Dom Jacob Curiel (26 September 1587 - 3 April 1664), known by his alias Dom Duarte Nunes da Costa, was a Sephardi Jewish merchant, diplomat, and nobleman.

Curiel was educated at the University of Coimbra and the University of Bologna. In 1618 he acquired a historically significant Tanakh in Pisa. Around 1620 he lived in Florence, where his son Moses Curiel was born. Around 1627 the family moved to Hamburg, Germany.

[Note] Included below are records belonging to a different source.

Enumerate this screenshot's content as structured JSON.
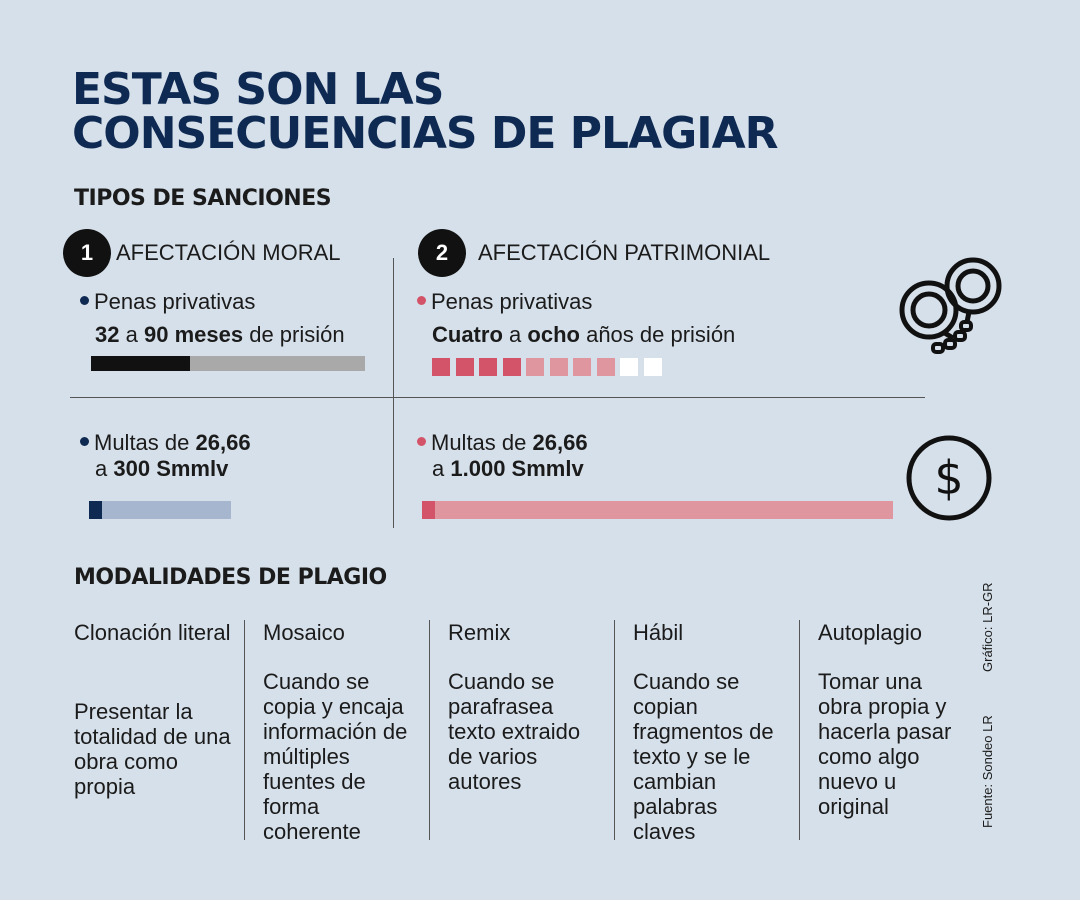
{
  "title": {
    "line1": "ESTAS SON LAS",
    "line2": "CONSECUENCIAS DE PLAGIAR"
  },
  "sanctions": {
    "heading": "TIPOS DE SANCIONES",
    "moral": {
      "number": "1",
      "label": "AFECTACIÓN MORAL",
      "prison_label": "Penas privativas",
      "prison_from": "32",
      "prison_a": "a",
      "prison_to": "90 meses",
      "prison_suffix": "de prisión",
      "prison_bar_fraction": 0.36,
      "fine_line1_prefix": "Multas de",
      "fine_from": "26,66",
      "fine_line2_prefix": "a",
      "fine_to": "300 Smmlv",
      "fine_bar_fraction": 0.09
    },
    "patrimonial": {
      "number": "2",
      "label": "AFECTACIÓN PATRIMONIAL",
      "prison_label": "Penas privativas",
      "prison_from": "Cuatro",
      "prison_a": "a",
      "prison_to": "ocho",
      "prison_suffix": "años de prisión",
      "prison_years_total": 10,
      "prison_years_min": 4,
      "prison_years_max": 8,
      "fine_line1_prefix": "Multas de",
      "fine_from": "26,66",
      "fine_line2_prefix": "a",
      "fine_to": "1.000 Smmlv",
      "fine_bar_fraction": 0.027
    }
  },
  "modalities": {
    "heading": "MODALIDADES DE PLAGIO",
    "items": [
      {
        "name": "Clonación literal",
        "desc": "Presentar la totalidad de una obra como propia"
      },
      {
        "name": "Mosaico",
        "desc": "Cuando se copia y encaja información de múltiples fuentes de forma coherente"
      },
      {
        "name": "Remix",
        "desc": "Cuando se parafrasea texto extraido de varios autores"
      },
      {
        "name": "Hábil",
        "desc": "Cuando se copian fragmentos de texto y se le cambian palabras claves"
      },
      {
        "name": "Autoplagio",
        "desc": "Tomar una obra propia y hacerla pasar como algo nuevo u original"
      }
    ]
  },
  "credits": {
    "graphic": "Gráfico: LR-GR",
    "source": "Fuente: Sondeo LR"
  },
  "colors": {
    "navy": "#0f2a52",
    "red": "#d35468",
    "red_light": "#e0969f",
    "blue_light": "#a6b6cf",
    "gray": "#a9a9a9"
  },
  "icons": [
    "handcuffs-icon",
    "dollar-coin-icon"
  ]
}
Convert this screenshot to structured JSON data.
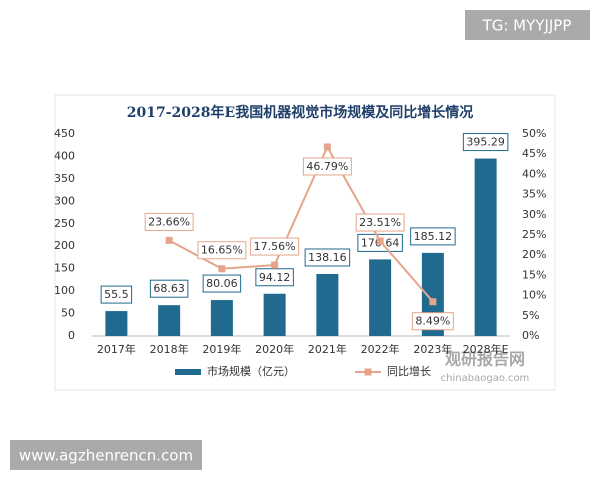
{
  "chart_data": {
    "type": "bar_line",
    "title": "2017-2028年E我国机器视觉市场规模及同比增长情况",
    "categories": [
      "2017年",
      "2018年",
      "2019年",
      "2020年",
      "2021年",
      "2022年",
      "2023年",
      "2028年E"
    ],
    "series": [
      {
        "name": "市场规模（亿元）",
        "type": "bar",
        "color": "#1f6a8e",
        "values": [
          55.5,
          68.63,
          80.06,
          94.12,
          138.16,
          170.64,
          185.12,
          395.29
        ]
      },
      {
        "name": "同比增长",
        "type": "line",
        "axis": "y2",
        "color": "#e6a58a",
        "values": [
          null,
          23.66,
          16.65,
          17.56,
          46.79,
          23.51,
          8.49,
          null
        ],
        "value_labels": [
          null,
          "23.66%",
          "16.65%",
          "17.56%",
          "46.79%",
          "23.51%",
          "8.49%",
          null
        ]
      }
    ],
    "ylim": [
      0,
      450
    ],
    "yticks": [
      0,
      50,
      100,
      150,
      200,
      250,
      300,
      350,
      400,
      450
    ],
    "y2lim": [
      0,
      50
    ],
    "y2ticks": [
      {
        "value": 0,
        "label": "0%"
      },
      {
        "value": 5,
        "label": "5%"
      },
      {
        "value": 10,
        "label": "10%"
      },
      {
        "value": 15,
        "label": "15%"
      },
      {
        "value": 20,
        "label": "20%"
      },
      {
        "value": 25,
        "label": "25%"
      },
      {
        "value": 30,
        "label": "30%"
      },
      {
        "value": 35,
        "label": "35%"
      },
      {
        "value": 40,
        "label": "40%"
      },
      {
        "value": 45,
        "label": "45%"
      },
      {
        "value": 50,
        "label": "50%"
      }
    ],
    "grid": false,
    "legend": "bottom"
  },
  "watermarks": {
    "top_right": "TG: MYYJJPP",
    "bottom_left": "www.agzhenrencn.com",
    "logo": "观研报告网",
    "logo_url": "chinabaogao.com"
  }
}
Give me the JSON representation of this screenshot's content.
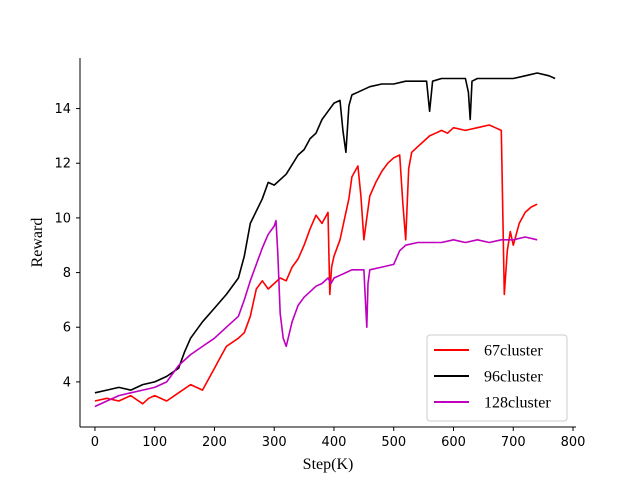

Until 1640 he served as Agent to the Iberian Union, but then choose for the Portuguese Crown.

On 14 June 1641 Jacob Curiel was ennobled by John IV of Portugal.

In 1645 his son Moses Curiel was appointed as Agent of the Portuguese Crown in Amsterdam. Solomon Curiel, Moses Curiel's son, assumed the position of Agent of the Portuguese Crown in Hamburg after his father's death in 1697.